The current NBN row is as dispiriting as it is unsurprising. For those of us who followed the original project with expectation and excitement, only to see it ripped up and cast aside for the current fiasco, there’s little comfort in schadenfreude.
The absolute, utter, failure of the Coalition scheme was wholly anticipated.
And the gall of current politicians to try and blame the architects of an entirely different project is beyond words.
What is their excuse? Ignorance? Corruption? Sheer bloody-minded arrogance at simply wanting to destroy a project conceived by “the other side”?
I worked for Sky Business during the announcement and start of the NBN. I interviewed countless senior tech executives visiting Australia, all of them impressed and fascinated by it, and planning all kinds of projects here. Australia would have been a test case. The NBN would have created investment, innovation, jobs. We would have won international prestige.
We lost all of that.
I saw the massive ignorance among the population at Sky. There were thousands of viewer letters, fretting about absurd things like a “$1,000/week cost” to households and other things – all of them the product of a clear and well-organised and completely mendacious disinformation campaign.
We all know whose interests it was in for the NBN to die.

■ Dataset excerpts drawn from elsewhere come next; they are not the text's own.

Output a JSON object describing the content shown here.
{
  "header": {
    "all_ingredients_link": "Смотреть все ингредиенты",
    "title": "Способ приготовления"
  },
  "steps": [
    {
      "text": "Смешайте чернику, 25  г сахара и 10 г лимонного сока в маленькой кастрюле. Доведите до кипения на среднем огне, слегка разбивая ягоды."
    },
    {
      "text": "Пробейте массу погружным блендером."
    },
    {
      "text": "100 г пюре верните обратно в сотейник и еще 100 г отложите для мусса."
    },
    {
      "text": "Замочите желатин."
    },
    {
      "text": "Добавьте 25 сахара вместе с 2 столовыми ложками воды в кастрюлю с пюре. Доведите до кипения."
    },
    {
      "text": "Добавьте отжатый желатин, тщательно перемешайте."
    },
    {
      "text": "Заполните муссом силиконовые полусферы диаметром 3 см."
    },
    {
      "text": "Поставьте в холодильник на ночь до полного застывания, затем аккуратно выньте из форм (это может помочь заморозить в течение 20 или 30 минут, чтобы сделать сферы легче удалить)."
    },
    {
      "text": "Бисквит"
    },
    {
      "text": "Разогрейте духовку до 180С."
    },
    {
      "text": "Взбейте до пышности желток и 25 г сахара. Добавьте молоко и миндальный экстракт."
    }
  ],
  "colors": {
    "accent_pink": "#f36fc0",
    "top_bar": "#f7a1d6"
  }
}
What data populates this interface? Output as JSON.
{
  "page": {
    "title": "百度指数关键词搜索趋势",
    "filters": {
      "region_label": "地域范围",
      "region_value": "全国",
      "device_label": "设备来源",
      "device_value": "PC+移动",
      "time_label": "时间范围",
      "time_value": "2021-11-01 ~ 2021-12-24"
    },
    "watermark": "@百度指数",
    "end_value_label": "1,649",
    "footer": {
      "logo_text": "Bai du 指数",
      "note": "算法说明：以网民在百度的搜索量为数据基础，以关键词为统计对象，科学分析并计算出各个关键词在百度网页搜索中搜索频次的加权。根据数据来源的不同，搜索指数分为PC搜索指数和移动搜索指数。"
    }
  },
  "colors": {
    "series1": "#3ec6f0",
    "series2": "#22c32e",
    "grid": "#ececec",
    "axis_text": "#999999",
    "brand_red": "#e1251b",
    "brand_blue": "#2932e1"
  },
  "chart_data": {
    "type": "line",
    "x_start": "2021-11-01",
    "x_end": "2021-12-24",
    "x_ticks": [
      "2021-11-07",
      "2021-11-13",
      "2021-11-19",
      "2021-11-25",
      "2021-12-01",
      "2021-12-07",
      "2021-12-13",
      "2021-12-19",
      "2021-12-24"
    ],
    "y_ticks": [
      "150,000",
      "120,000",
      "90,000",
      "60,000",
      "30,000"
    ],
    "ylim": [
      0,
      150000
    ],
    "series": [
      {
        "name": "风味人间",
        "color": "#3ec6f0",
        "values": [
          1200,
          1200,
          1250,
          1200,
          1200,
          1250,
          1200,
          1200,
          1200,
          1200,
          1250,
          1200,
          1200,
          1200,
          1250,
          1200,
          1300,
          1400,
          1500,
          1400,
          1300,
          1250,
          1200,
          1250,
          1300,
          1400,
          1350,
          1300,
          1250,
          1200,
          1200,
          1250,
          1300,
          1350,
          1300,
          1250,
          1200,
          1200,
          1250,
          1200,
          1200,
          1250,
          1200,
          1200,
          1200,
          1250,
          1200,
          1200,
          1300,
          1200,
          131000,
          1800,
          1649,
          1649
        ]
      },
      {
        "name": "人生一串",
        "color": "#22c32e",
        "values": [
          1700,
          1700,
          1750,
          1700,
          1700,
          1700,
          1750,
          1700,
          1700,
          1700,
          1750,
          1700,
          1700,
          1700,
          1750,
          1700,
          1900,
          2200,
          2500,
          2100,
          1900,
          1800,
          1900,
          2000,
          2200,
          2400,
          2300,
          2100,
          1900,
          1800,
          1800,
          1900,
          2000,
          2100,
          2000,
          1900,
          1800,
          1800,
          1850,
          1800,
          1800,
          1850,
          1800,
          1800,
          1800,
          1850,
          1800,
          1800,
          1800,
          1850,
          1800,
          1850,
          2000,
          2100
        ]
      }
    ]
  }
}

I also attended press conferences with Liberal ministers, who lacked even the basic comprehension of technology. Bits/bytes, WiFi/wireless – it was totally beyond them. I remember one of those cringing, folder-carrying Canberra lackeys taking great umbrage when I criticised him for failing to brief his minister properly. He was doubtless equally clueless himself.
Yet the Australian electorate voted them in.
Perhaps the greatest tragedy is that this sad travesty of technology is still being called the “NBN”. It’s not the NBN. The NBN was an ambitious, advanced FTTP national network. Fibre to the premise – that’s your home.
The current “NBN” is the upgrade of a few nodes. The average home is still connected by decades-old copper, and will remain so.
It’s certainly a “calamitous train wreck”. For which the Coalition, and those that voted for them, are entirely to blame.